There are nearly 100,000 Americans living in Canada, two-thirds of whom live in the Province of Montreal, Quebec.
Quebec is known for being a welcoming and integrating country offering quality life and work opportunities. However, it is essential to be informed and to take certain precautions before expatriating and living in Quebec.
Living in Quebec: Points to Know Before Moving
The Main Cities
The main cities in the Province of Quebec are Montreal, Quebec City, Laval, and Gatineau. According to a survey conducted by the Conference Board of Canada, Gatineau and Quebec City are among the most attractive cities to live and work in Canada.
These two cities are among the highest rated in a ranking that considers education, environment, housing, health, innovation, and society.
Montreal is the largest city in the province of Quebec in terms of population and the second largest in Canada after Toronto. Montreal offers a rich multicultural environment and a dynamic living environment.

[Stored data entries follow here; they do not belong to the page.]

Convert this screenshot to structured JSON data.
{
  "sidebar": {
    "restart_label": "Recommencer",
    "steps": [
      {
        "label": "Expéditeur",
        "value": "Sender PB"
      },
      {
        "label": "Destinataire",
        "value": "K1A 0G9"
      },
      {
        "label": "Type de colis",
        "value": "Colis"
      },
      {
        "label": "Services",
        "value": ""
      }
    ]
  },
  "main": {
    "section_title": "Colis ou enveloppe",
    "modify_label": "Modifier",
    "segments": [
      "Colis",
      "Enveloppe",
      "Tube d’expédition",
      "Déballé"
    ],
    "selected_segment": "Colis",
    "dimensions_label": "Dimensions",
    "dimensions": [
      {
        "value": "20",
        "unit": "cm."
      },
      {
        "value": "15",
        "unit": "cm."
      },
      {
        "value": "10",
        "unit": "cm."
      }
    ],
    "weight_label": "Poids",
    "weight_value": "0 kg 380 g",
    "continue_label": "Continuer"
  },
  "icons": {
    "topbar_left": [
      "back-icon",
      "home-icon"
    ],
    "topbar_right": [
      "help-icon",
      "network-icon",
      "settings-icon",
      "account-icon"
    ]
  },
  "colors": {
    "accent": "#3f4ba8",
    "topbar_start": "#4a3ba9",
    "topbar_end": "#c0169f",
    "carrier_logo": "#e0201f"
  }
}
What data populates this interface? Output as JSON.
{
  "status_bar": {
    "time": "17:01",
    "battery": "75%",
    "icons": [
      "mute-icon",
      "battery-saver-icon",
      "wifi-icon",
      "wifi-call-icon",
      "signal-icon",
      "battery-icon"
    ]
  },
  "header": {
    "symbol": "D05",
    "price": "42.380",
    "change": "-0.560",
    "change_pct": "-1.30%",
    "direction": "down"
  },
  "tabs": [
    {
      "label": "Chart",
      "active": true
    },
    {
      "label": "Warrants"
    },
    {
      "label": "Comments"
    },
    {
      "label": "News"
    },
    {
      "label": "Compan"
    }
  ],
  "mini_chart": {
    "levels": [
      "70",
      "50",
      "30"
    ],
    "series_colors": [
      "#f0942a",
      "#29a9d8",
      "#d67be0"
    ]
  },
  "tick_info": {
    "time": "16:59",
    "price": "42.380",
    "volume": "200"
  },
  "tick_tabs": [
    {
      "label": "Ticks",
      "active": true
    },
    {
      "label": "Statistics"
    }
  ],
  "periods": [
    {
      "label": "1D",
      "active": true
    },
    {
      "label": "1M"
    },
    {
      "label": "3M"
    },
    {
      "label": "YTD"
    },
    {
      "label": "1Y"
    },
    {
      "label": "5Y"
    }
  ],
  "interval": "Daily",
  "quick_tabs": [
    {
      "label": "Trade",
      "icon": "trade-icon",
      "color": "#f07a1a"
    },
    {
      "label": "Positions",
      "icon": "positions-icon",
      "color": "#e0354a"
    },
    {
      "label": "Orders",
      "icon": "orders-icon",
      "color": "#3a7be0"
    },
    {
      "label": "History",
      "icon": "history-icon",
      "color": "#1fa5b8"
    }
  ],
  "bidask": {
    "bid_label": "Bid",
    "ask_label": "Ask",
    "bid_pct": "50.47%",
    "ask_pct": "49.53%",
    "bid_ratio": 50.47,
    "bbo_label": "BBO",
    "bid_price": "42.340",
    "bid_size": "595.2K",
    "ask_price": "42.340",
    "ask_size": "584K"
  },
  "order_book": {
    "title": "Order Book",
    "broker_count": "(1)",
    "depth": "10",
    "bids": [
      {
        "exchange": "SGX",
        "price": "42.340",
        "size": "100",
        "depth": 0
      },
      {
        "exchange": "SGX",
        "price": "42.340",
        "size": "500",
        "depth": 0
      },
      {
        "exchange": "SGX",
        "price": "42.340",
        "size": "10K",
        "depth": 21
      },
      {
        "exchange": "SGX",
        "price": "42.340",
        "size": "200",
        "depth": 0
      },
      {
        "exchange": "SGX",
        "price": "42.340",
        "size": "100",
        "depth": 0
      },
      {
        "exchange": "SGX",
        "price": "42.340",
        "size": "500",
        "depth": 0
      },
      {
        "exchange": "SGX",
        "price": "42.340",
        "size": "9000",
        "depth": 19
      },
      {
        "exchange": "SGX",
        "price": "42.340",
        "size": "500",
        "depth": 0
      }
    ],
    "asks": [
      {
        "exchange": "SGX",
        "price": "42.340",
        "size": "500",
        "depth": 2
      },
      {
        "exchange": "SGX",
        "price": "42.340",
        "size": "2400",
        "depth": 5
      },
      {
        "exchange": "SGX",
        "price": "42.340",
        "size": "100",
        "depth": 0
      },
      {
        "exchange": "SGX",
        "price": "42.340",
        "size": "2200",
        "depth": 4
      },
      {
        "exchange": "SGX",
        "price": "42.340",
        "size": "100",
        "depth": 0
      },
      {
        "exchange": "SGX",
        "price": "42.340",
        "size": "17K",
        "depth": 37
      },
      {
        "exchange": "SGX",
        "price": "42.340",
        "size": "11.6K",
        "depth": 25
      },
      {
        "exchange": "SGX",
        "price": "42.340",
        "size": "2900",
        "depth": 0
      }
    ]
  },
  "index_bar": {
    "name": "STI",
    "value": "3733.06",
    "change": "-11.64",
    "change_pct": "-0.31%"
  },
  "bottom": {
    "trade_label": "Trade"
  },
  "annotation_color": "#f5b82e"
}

In terms of climate, the province of Quebec is divided into four climatic regions:
- The Great Lakes region and the St. Lawrence plain with a humid continental climate with very cold and long winters and a lot of rainfall.
- The Eastern Maritime region has an oceanic climate with mild, wet winters and cooler summers than the subtropical climates.
- The subarctic region with a climate of the same name (between temperate and polar).
- The Arctic region with a polar climate with cold temperatures all year round and freezing winters.
Rhythm of Life
Quebec is known for its gentle pace of life. This is linked to the balance that exists between personal and professional life. This balance makes Quebec an ideal place for families to move to.
Despite the 40-hour work week and the three weeks of annual vacation, the stress level is much lower than in other large western cities.
Wide open spaces and nature are very important in the lives of Quebecers, who are used to the vastness of the landscapes their province offers.
Greenery, low population density, and the size of the dwellings all contribute to the quality of life.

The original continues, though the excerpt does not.